To ease Greece's debt repayments on its loans, the summit agreed to extend them from 7.5 years to between 15 and 30 years in some cases, and at a rate of

3.5 percent, down from 4.5 percent.

Figures released by the leaders after the summit said the measures would reduce Greece's debt by 26 billion euros -- equal to 12 percent of its Gross Domestic Product -- by the end of 2014.

The package "creates a sustainable path for Greece ... a lightening of the burden on the Greek people," said Greek Prime Minister George Papandreou.

Greece has debts of 350 billion euros ($500 billion) or about 160 percent of GDP.

"The only thing we're asking for is the right to make deep changes in our country to make our country a viable one, one of growth and jobs creation,"

said Papandreou. "This is a European success, a European package."

A breakthrough became possible after the eurozone's two powerbrokers, German Chancellor Angela Merkel and French President Nicolas Sarkozy, reached a compromise just hours before the summit.

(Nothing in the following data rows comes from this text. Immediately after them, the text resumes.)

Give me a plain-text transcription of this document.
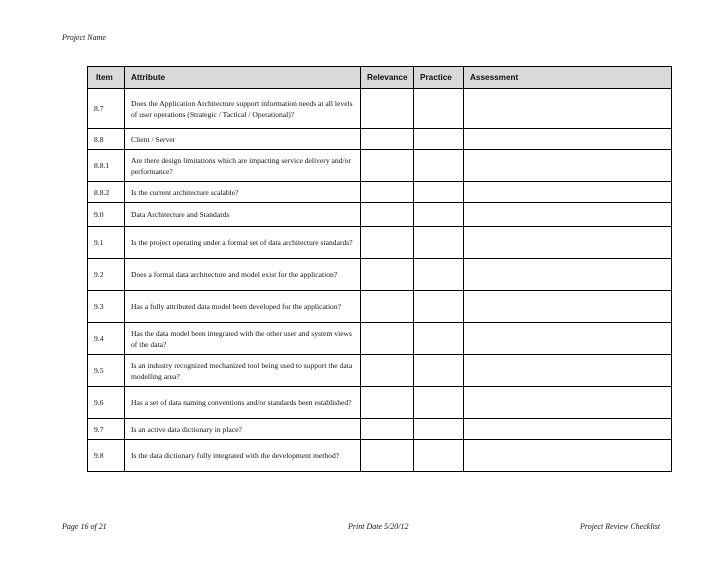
Project Name
Item	Attribute	Relevance	Practice	Assessment
8.7	Does the Application Architecture support information needs at all levels of user operations (Strategic / Tactical / Operational)?			
8.8	Client / Server			
8.8.1	Are there design limitations which are impacting service delivery and/or performance?			
8.8.2	Is the current architecture scalable?			
9.0	Data Architecture and Standards			
9.1	Is the project operating under a formal set of data architecture standards?			
9.2	Does a formal data architecture and model exist for the application?			
9.3	Has a fully attributed data model been developed for the application?			
9.4	Has the data model been integrated with the other user and system views of the data?			
9.5	Is an industry recognized mechanized tool being used to support the data modelling area?			
9.6	Has a set of data naming conventions and/or standards been established?			
9.7	Is an active data dictionary in place?			
9.8	Is the data dictionary fully integrated with the development method?			
Page 16 of 21	Print Date 5/20/12	Project Review Checklist
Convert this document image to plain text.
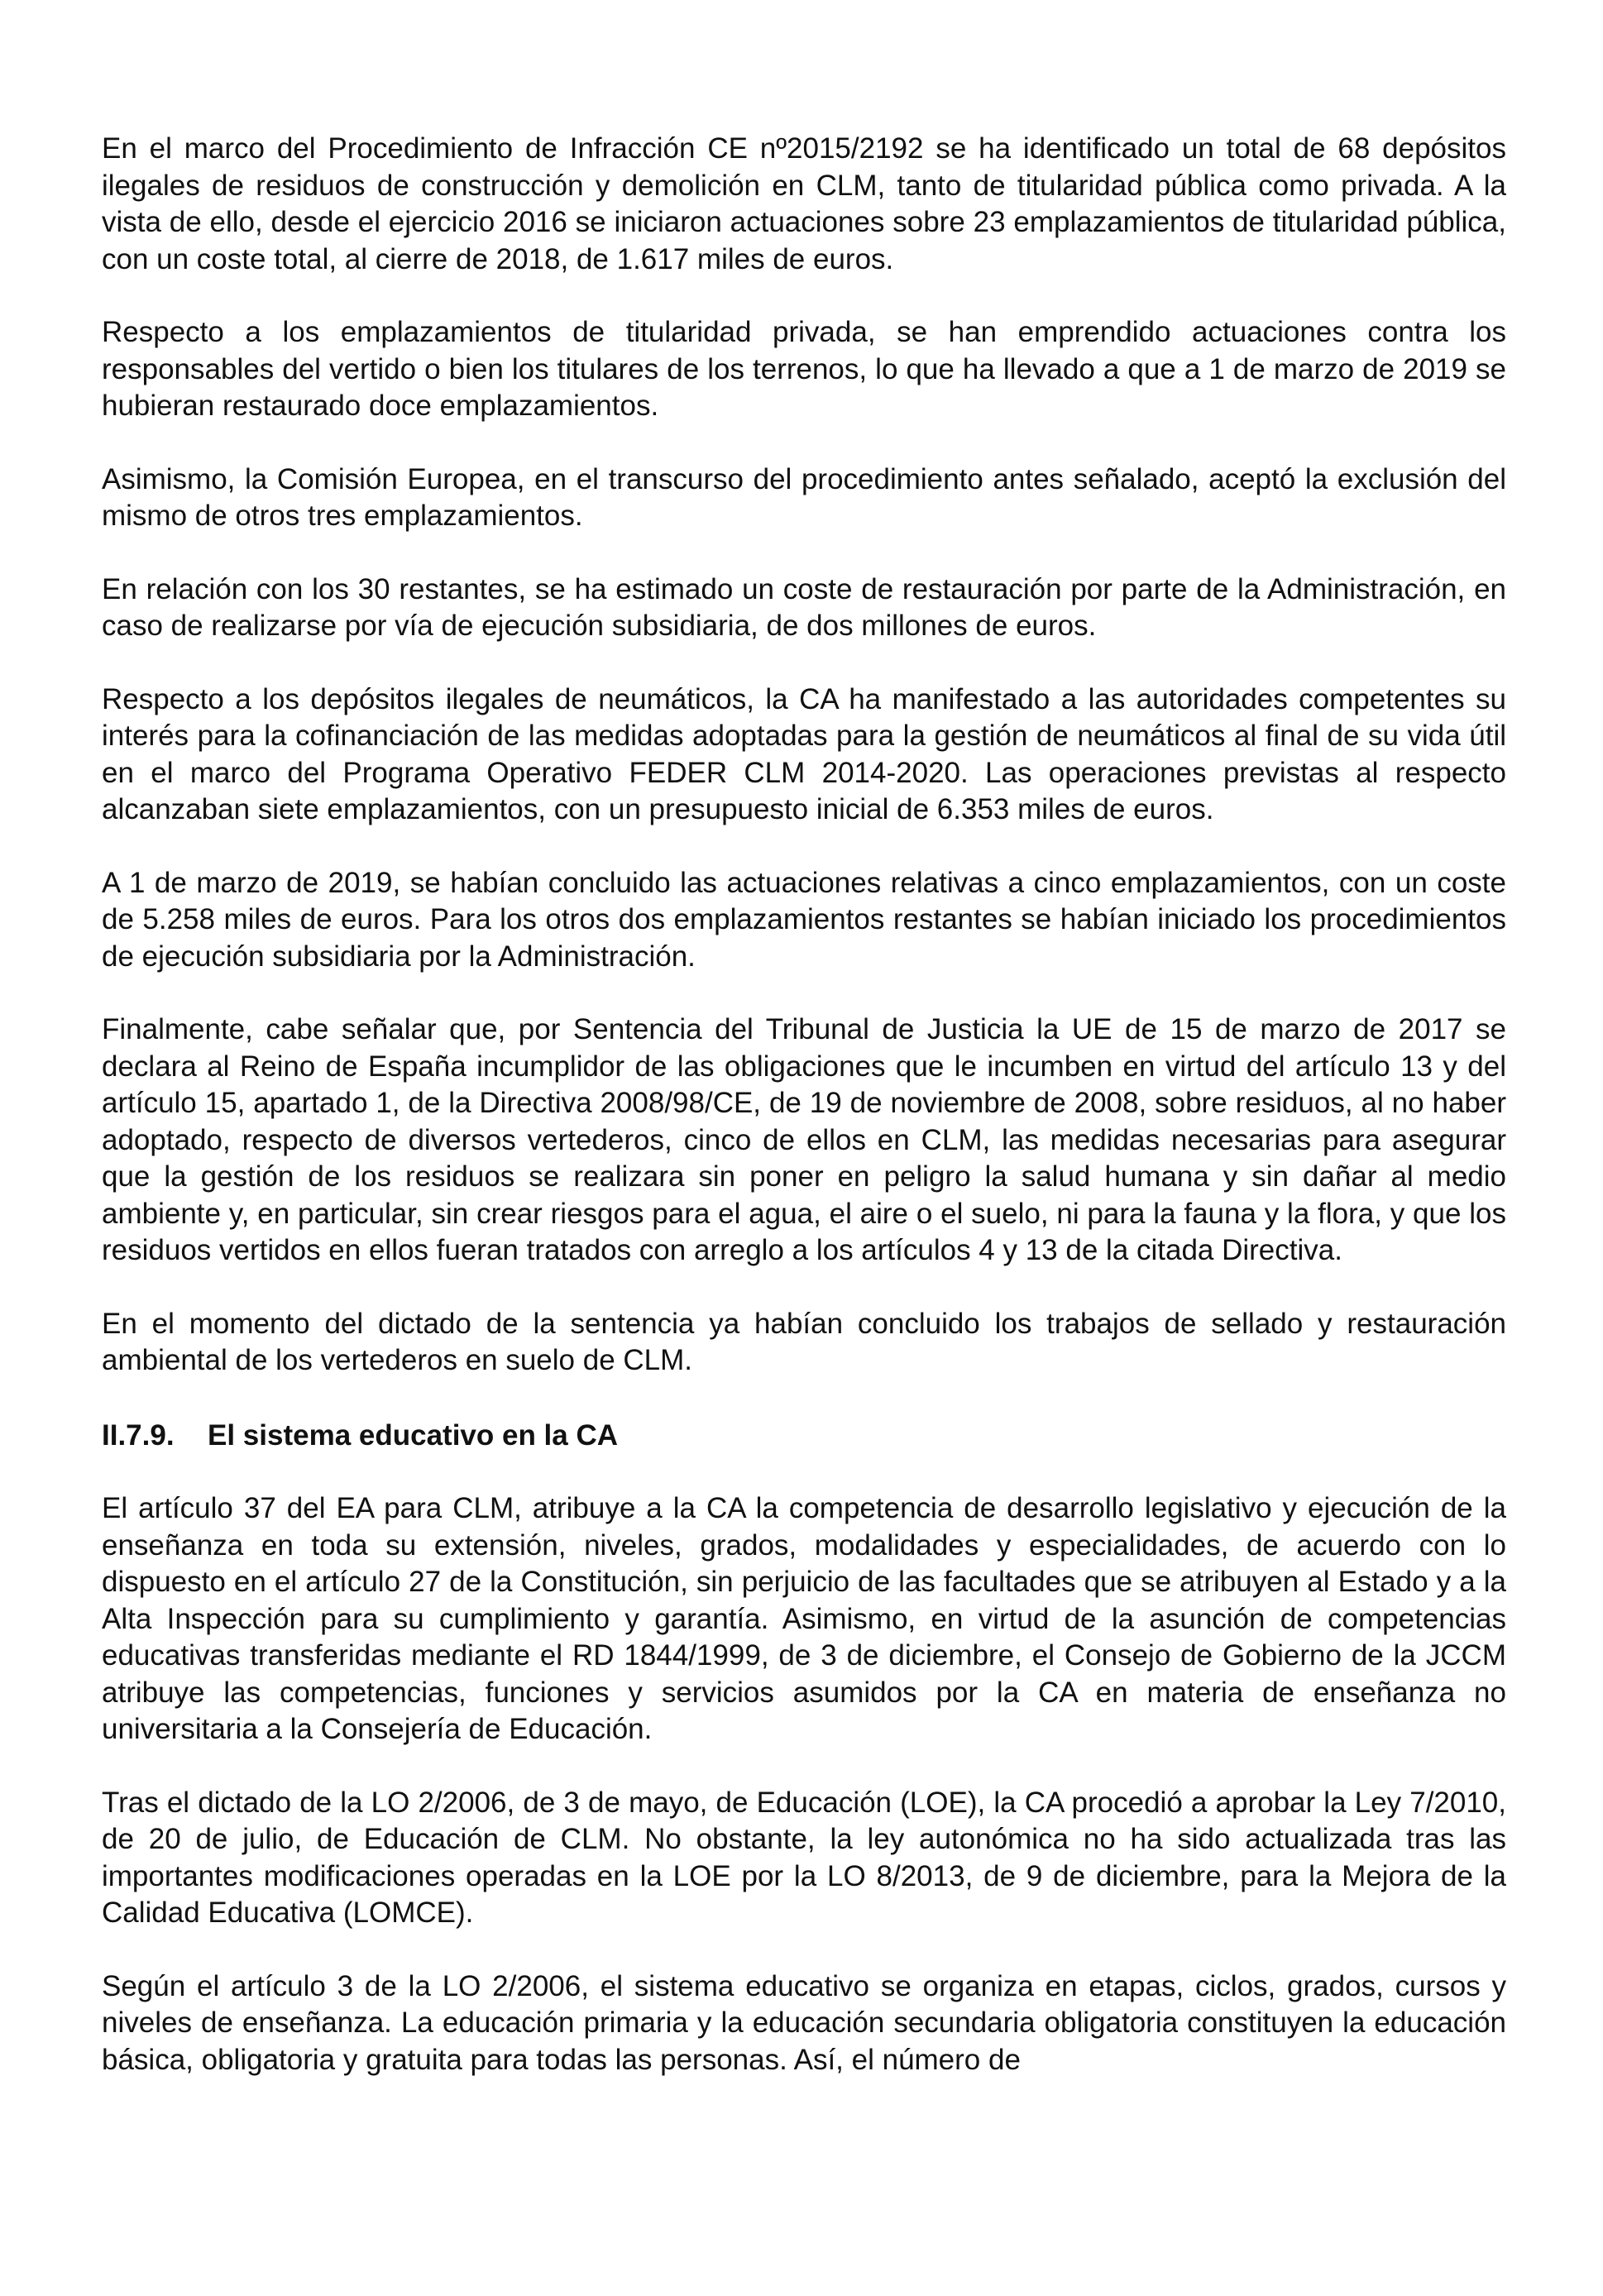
En el marco del Procedimiento de Infracción CE nº2015/2192 se ha identificado un total de 68 depósitos ilegales de residuos de construcción y demolición en CLM, tanto de titularidad pública como privada. A la vista de ello, desde el ejercicio 2016 se iniciaron actuaciones sobre 23 emplazamientos de titularidad pública, con un coste total, al cierre de 2018, de 1.617 miles de euros.

Respecto a los emplazamientos de titularidad privada, se han emprendido actuaciones contra los responsables del vertido o bien los titulares de los terrenos, lo que ha llevado a que a 1 de marzo de 2019 se hubieran restaurado doce emplazamientos.

Asimismo, la Comisión Europea, en el transcurso del procedimiento antes señalado, aceptó la exclusión del mismo de otros tres emplazamientos.

En relación con los 30 restantes, se ha estimado un coste de restauración por parte de la Administración, en caso de realizarse por vía de ejecución subsidiaria, de dos millones de euros.

Respecto a los depósitos ilegales de neumáticos, la CA ha manifestado a las autoridades competentes su interés para la cofinanciación de las medidas adoptadas para la gestión de neumáticos al final de su vida útil en el marco del Programa Operativo FEDER CLM 2014-2020. Las operaciones previstas al respecto alcanzaban siete emplazamientos, con un presupuesto inicial de 6.353 miles de euros.

A 1 de marzo de 2019, se habían concluido las actuaciones relativas a cinco emplazamientos, con un coste de 5.258 miles de euros. Para los otros dos emplazamientos restantes se habían iniciado los procedimientos de ejecución subsidiaria por la Administración.

Finalmente, cabe señalar que, por Sentencia del Tribunal de Justicia la UE de 15 de marzo de 2017 se declara al Reino de España incumplidor de las obligaciones que le incumben en virtud del artículo 13 y del artículo 15, apartado 1, de la Directiva 2008/98/CE, de 19 de noviembre de 2008, sobre residuos, al no haber adoptado, respecto de diversos vertederos, cinco de ellos en CLM, las medidas necesarias para asegurar que la gestión de los residuos se realizara sin poner en peligro la salud humana y sin dañar al medio ambiente y, en particular, sin crear riesgos para el agua, el aire o el suelo, ni para la fauna y la flora, y que los residuos vertidos en ellos fueran tratados con arreglo a los artículos 4 y 13 de la citada Directiva.

En el momento del dictado de la sentencia ya habían concluido los trabajos de sellado y restauración ambiental de los vertederos en suelo de CLM.

II.7.9.	El sistema educativo en la CA

El artículo 37 del EA para CLM, atribuye a la CA la competencia de desarrollo legislativo y ejecución de la enseñanza en toda su extensión, niveles, grados, modalidades y especialidades, de acuerdo con lo dispuesto en el artículo 27 de la Constitución, sin perjuicio de las facultades que se atribuyen al Estado y a la Alta Inspección para su cumplimiento y garantía. Asimismo, en virtud de la asunción de competencias educativas transferidas mediante el RD 1844/1999, de 3 de diciembre, el Consejo de Gobierno de la JCCM atribuye las competencias, funciones y servicios asumidos por la CA en materia de enseñanza no universitaria a la Consejería de Educación.

Tras el dictado de la LO 2/2006, de 3 de mayo, de Educación (LOE), la CA procedió a aprobar la Ley 7/2010, de 20 de julio, de Educación de CLM. No obstante, la ley autonómica no ha sido actualizada tras las importantes modificaciones operadas en la LOE por la LO 8/2013, de 9 de diciembre, para la Mejora de la Calidad Educativa (LOMCE).

Según el artículo 3 de la LO 2/2006, el sistema educativo se organiza en etapas, ciclos, grados, cursos y niveles de enseñanza. La educación primaria y la educación secundaria obligatoria constituyen la educación básica, obligatoria y gratuita para todas las personas. Así, el número de
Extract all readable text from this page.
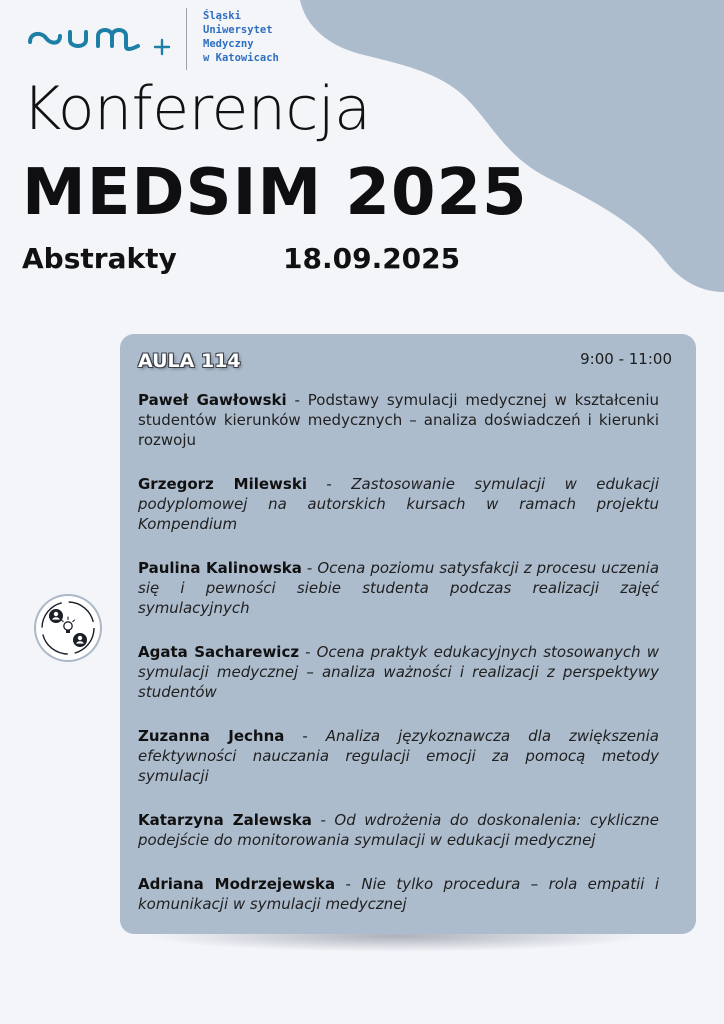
Śląski
Uniwersytet
Medyczny
w Katowicach
Konferencja
MEDSIM 2025
Abstrakty	18.09.2025
AULA 114	9:00 - 11:00
Paweł Gawłowski - Podstawy symulacji medycznej w kształceniu studentów kierunków medycznych – analiza doświadczeń i kierunki rozwoju
Grzegorz Milewski - Zastosowanie symulacji w edukacji podyplomowej na autorskich kursach w ramach projektu Kompendium
Paulina Kalinowska - Ocena poziomu satysfakcji z procesu uczenia się i pewności siebie studenta podczas realizacji zajęć symulacyjnych
Agata Sacharewicz - Ocena praktyk edukacyjnych stosowanych w symulacji medycznej – analiza ważności i realizacji z perspektywy studentów
Zuzanna Jechna - Analiza językoznawcza dla zwiększenia efektywności nauczania regulacji emocji za pomocą metody symulacji
Katarzyna Zalewska - Od wdrożenia do doskonalenia: cykliczne podejście do monitorowania symulacji w edukacji medycznej
Adriana Modrzejewska - Nie tylko procedura – rola empatii i komunikacji w symulacji medycznej
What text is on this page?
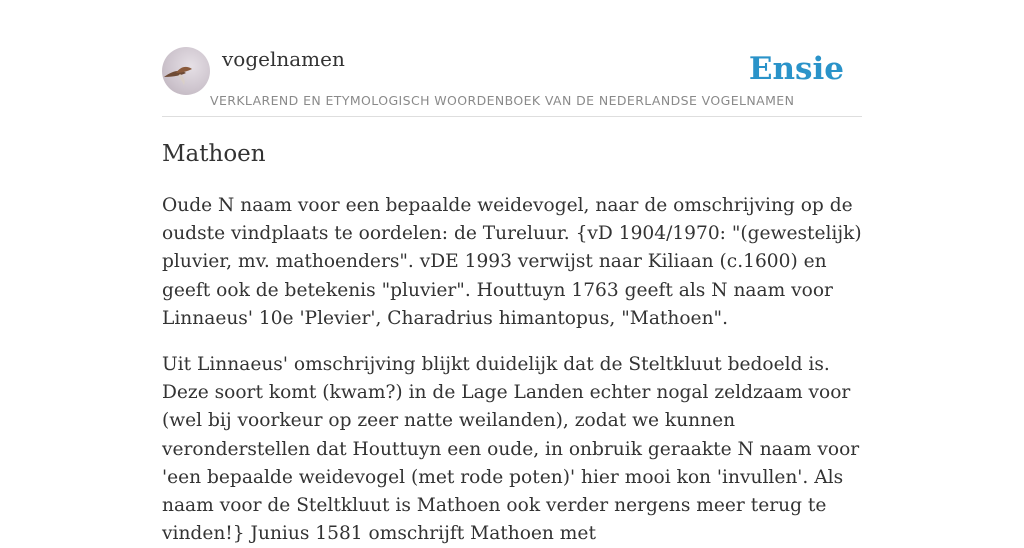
vogelnamen
VERKLAREND EN ETYMOLOGISCH WOORDENBOEK VAN DE NEDERLANDSE VOGELNAMEN
Ensie
Mathoen

Oude N naam voor een bepaalde weidevogel, naar de omschrijving op de oudste vindplaats te oordelen: de Tureluur. {vD 1904/1970: "(gewestelijk) pluvier, mv. mathoenders". vDE 1993 verwijst naar Kiliaan (c.1600) en geeft ook de betekenis "pluvier". Houttuyn 1763 geeft als N naam voor Linnaeus' 10e 'Plevier', Charadrius himantopus, "Mathoen".

Uit Linnaeus' omschrijving blijkt duidelijk dat de Steltkluut bedoeld is. Deze soort komt (kwam?) in de Lage Landen echter nogal zeldzaam voor (wel bij voorkeur op zeer natte weilanden), zodat we kunnen veronderstellen dat Houttuyn een oude, in onbruik geraakte N naam voor 'een bepaalde weidevogel (met rode poten)' hier mooi kon 'invullen'. Als naam voor de Steltkluut is Mathoen ook verder nergens meer terug te vinden!} Junius 1581 omschrijft Mathoen met
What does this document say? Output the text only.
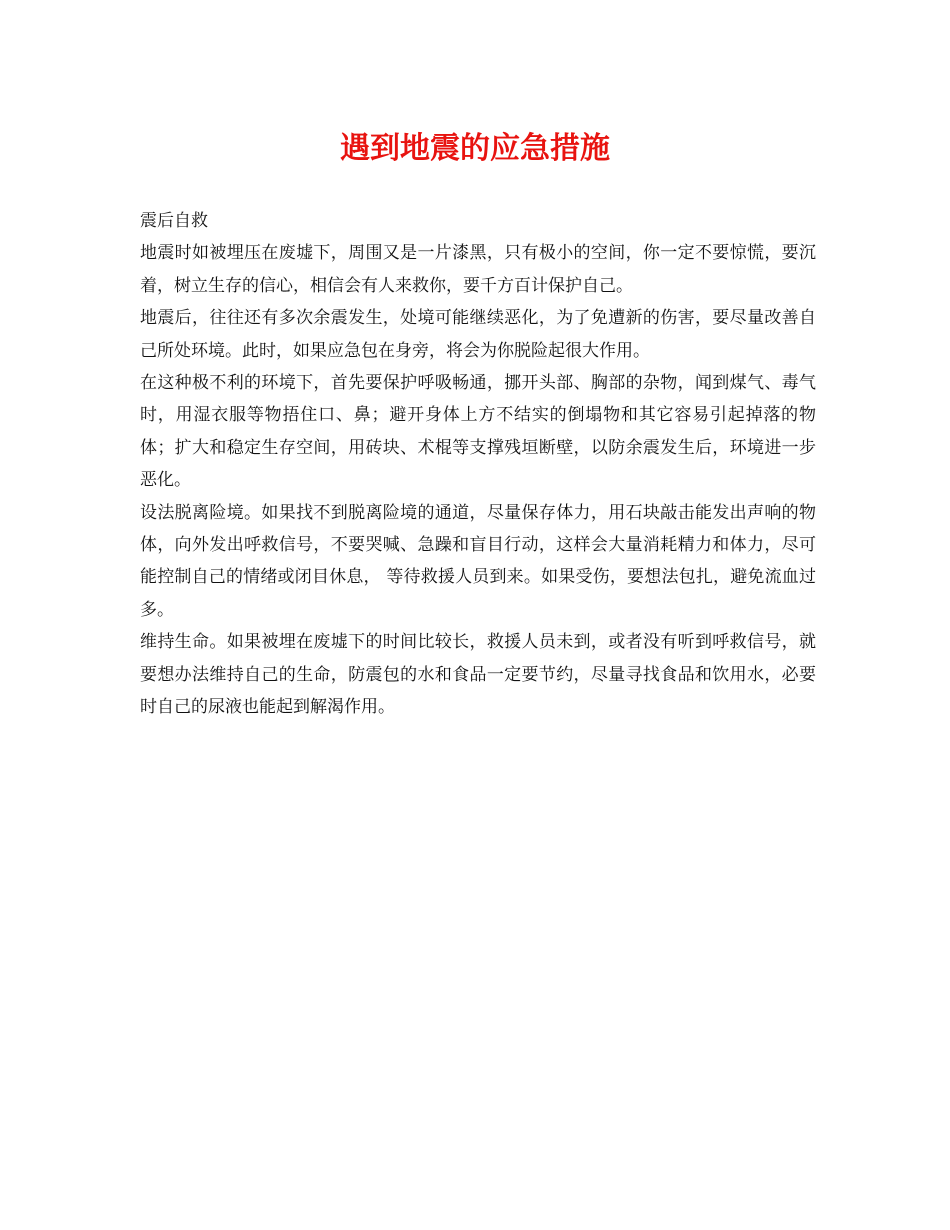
遇到地震的应急措施

震后自救

地震时如被埋压在废墟下，周围又是一片漆黑，只有极小的空间，你一定不要惊慌，要沉着，树立生存的信心，相信会有人来救你，要千方百计保护自己。

地震后，往往还有多次余震发生，处境可能继续恶化，为了免遭新的伤害，要尽量改善自己所处环境。此时，如果应急包在身旁，将会为你脱险起很大作用。

在这种极不利的环境下，首先要保护呼吸畅通，挪开头部、胸部的杂物，闻到煤气、毒气时，用湿衣服等物捂住口、鼻；避开身体上方不结实的倒塌物和其它容易引起掉落的物体；扩大和稳定生存空间，用砖块、术棍等支撑残垣断壁，以防余震发生后，环境进一步恶化。

设法脱离险境。如果找不到脱离险境的通道，尽量保存体力，用石块敲击能发出声响的物体，向外发出呼救信号，不要哭喊、急躁和盲目行动，这样会大量消耗精力和体力，尽可能控制自己的情绪或闭目休息， 等待救援人员到来。如果受伤，要想法包扎，避免流血过多。

维持生命。如果被埋在废墟下的时间比较长，救援人员未到，或者没有听到呼救信号，就要想办法维持自己的生命，防震包的水和食品一定要节约，尽量寻找食品和饮用水，必要时自己的尿液也能起到解渴作用。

Leaders dropped the idea of a bank tax to help fund a second Greek bailout but kept German demands for private sector involvement, even at the risk of triggering a default.

There are concerns that changing the terms of outstanding Greek sovereign bonds could prompt rating agencies to declare Athens in default, with potentially dramatic knock-on consequences.

The European Union and IMF's 110-billion-euro ($156-billion) bailout of Greece last year proved insufficient, with the financial markets tightening the screws on Athens and setting their sights on Italy and Spain as the next debt dominoes.

Stock markets and the euro shot up on Thursday as draft details that the eurozone was preparing to make fresh loans and bring in the private sector to relieve Greece from its debt crisis began to filter out.

"The markets feel quite secure that significant progress will be made today that will probably change the shape of the Eurozone as we know it," said Kathleen Brooks of research group Forex.com.

"History is in the making. We suspect there will be steps to closer economic and fiscal integration after today's summit."